- Born: 1974 (age 51–52)
- Known for: Wiring, Arduino
- Awards: BID 2010, II Bienal Iberoamericana de Diseño
- Website: http://barraganstudio.com/

= Hernando Barragán =

Colombian designer

Hernando Barragán (born 1974) is a Colombian interdisciplinary artist, designer, and academic known for creating the Wiring development platform as his 2003 Master's thesis project at the Interaction Design Institute Ivrea (IDII) in Italy. The Arduino project is based on Wiring. He is currently an educator at the University of the Andes.

== Career ==
Barragán graduated with a degree in Computer Science from the Universidad de los Andes in Bogotá, Colombia. He then studied Interaction Design at the IDII in Ivrea, Italy where he developed Wiring, an open-source electronics prototyping platform as his master's thesis which earned him a Master's of Art with distinction degree. His thesis advisors were Casey Reas and Massimo Banzi.
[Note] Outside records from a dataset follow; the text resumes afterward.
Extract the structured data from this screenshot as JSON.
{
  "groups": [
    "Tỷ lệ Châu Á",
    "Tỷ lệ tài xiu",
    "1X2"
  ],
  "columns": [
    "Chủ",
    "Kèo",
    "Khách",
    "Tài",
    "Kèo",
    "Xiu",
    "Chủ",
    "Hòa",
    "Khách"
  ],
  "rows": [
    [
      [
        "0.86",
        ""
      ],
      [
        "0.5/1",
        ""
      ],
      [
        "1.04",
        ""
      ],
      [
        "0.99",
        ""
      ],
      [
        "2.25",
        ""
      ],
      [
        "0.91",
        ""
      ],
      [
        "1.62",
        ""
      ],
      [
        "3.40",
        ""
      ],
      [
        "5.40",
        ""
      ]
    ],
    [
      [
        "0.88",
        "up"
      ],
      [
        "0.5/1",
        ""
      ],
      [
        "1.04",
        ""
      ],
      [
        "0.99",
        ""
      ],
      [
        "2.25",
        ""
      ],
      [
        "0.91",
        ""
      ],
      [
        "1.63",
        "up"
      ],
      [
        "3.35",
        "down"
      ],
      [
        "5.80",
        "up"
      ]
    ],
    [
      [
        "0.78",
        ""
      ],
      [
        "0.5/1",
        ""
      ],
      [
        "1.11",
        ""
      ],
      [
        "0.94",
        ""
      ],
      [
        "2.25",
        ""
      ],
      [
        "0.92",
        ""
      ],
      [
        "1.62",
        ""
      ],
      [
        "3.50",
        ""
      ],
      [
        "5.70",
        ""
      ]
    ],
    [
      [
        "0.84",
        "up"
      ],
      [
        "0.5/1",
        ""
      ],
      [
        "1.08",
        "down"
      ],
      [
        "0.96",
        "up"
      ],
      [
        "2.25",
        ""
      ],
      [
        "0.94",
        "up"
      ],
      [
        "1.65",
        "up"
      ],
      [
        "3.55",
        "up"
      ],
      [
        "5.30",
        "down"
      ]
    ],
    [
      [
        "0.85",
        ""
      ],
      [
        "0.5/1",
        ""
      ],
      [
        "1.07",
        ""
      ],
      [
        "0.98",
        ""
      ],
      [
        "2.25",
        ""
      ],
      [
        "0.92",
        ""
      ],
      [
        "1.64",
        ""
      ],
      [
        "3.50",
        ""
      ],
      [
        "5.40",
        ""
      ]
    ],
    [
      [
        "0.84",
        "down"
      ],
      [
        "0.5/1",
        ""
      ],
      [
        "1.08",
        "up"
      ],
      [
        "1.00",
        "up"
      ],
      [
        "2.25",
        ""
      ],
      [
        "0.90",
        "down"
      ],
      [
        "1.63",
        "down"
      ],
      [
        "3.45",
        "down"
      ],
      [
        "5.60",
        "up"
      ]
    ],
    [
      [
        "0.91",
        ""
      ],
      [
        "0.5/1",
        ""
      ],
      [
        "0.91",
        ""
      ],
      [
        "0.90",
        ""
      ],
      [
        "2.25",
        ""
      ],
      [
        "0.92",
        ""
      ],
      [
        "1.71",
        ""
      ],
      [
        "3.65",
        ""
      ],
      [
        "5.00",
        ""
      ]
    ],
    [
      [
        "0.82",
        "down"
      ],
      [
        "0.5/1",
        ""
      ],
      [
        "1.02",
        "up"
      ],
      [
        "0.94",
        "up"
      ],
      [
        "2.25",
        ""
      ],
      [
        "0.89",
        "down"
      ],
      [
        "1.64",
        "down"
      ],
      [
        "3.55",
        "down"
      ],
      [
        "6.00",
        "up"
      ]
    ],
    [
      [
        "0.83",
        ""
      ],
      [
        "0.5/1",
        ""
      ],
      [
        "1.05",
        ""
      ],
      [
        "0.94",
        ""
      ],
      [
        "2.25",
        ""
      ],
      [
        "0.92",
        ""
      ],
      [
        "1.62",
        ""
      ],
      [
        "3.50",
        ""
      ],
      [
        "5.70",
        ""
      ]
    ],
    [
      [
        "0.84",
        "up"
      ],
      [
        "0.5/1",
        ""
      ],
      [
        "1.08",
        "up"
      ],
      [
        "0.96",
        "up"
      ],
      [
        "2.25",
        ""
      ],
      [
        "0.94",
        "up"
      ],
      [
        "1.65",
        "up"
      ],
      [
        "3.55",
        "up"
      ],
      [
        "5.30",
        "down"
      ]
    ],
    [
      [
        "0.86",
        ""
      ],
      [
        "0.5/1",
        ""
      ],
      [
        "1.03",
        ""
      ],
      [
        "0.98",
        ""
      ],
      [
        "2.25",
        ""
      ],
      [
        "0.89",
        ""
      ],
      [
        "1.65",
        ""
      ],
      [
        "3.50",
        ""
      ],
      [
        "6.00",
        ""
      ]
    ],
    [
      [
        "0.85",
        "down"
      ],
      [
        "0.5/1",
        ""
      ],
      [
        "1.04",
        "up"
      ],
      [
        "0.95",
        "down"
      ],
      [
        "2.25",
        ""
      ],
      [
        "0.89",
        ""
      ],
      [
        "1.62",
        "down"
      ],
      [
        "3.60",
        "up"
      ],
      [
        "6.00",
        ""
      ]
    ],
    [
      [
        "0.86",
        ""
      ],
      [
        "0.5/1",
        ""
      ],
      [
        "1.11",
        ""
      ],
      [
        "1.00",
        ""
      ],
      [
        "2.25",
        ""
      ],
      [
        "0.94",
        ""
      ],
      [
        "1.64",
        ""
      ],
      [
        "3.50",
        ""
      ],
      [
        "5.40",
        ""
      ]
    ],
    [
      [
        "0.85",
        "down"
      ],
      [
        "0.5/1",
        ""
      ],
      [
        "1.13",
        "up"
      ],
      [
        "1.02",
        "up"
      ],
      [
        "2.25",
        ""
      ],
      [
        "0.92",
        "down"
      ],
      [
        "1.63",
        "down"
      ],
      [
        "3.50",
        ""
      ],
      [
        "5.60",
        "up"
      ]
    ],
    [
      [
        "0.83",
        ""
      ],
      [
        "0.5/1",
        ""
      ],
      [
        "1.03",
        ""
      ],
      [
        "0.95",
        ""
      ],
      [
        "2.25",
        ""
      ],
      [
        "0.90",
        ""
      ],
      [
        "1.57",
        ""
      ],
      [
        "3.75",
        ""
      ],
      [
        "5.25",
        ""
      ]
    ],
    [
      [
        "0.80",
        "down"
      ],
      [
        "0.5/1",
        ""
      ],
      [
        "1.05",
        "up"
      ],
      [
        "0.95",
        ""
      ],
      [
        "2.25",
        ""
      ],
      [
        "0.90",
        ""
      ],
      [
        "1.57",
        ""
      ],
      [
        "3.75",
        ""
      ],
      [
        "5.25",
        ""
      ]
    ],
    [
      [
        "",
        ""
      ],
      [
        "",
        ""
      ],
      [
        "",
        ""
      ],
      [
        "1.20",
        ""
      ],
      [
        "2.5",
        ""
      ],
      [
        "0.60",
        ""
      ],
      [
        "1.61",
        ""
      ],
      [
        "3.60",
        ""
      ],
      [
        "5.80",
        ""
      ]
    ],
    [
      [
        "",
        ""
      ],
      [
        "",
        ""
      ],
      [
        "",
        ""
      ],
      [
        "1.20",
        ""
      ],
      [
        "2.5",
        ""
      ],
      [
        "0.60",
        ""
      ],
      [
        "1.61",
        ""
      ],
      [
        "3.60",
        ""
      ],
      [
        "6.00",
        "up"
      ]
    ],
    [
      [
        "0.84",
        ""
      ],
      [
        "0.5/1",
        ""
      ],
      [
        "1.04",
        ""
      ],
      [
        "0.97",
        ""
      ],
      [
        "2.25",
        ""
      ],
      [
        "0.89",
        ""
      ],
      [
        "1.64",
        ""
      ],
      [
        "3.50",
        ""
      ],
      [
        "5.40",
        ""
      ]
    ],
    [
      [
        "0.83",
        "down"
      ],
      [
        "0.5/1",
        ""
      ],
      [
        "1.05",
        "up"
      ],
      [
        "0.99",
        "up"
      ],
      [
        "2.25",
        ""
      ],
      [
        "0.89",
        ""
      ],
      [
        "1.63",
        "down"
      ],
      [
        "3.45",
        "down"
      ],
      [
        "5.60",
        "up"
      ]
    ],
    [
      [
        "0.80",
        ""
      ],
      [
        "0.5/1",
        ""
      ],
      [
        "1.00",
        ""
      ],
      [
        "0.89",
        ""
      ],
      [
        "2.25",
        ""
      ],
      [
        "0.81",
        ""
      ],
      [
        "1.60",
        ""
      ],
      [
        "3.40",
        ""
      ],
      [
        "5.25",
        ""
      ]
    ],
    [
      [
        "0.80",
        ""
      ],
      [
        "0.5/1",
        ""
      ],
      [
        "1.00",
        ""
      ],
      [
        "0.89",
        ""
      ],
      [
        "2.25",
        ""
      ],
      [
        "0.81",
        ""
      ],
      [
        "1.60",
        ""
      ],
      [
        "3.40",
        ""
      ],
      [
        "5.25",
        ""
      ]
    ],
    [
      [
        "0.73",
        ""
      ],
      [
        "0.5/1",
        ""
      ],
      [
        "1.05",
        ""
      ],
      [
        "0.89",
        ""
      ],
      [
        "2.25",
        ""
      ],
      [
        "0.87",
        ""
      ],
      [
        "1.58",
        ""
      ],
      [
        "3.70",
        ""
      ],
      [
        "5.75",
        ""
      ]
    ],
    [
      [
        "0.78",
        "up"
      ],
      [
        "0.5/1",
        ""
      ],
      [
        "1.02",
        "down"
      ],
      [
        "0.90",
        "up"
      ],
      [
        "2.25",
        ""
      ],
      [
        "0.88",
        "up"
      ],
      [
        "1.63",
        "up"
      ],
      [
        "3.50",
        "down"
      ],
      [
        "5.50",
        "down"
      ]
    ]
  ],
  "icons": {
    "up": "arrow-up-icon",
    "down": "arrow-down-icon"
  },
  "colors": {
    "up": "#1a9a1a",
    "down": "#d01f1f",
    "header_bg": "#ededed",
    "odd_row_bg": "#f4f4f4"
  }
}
Banzi eventually co-created the Arduino electronics prototyping platform and based its programming language on the Wiring programming language. Wiring itself builds on the Processing language developed by Casey Reas and Ben Fry at the MIT Media Lab. Wiring has inspired other electronics prototyping platforms such as Energia. In 2013 Ed Baafi, founder of Modkit declared Wiring “the future of microcontroller programming” during the Sketching in Hardware 2013 conference in PARC in Palo Alto, California. On May 19, 2017, Barragán was named Arduino Chief Design Architect.

Barragán was part of the “Easy as a kiss: Humanizing technology through design Vision, story and impact of Interaction Design Institute Ivrea” exhibition curated by Gillian Crampton-Smith in the Circolo del Design in Turin, Italy from May 7 to September 19, 2021.

As of 2021 he is a tenured professor and the dean of the School of Architecture and Design at the Universidad de los Andes.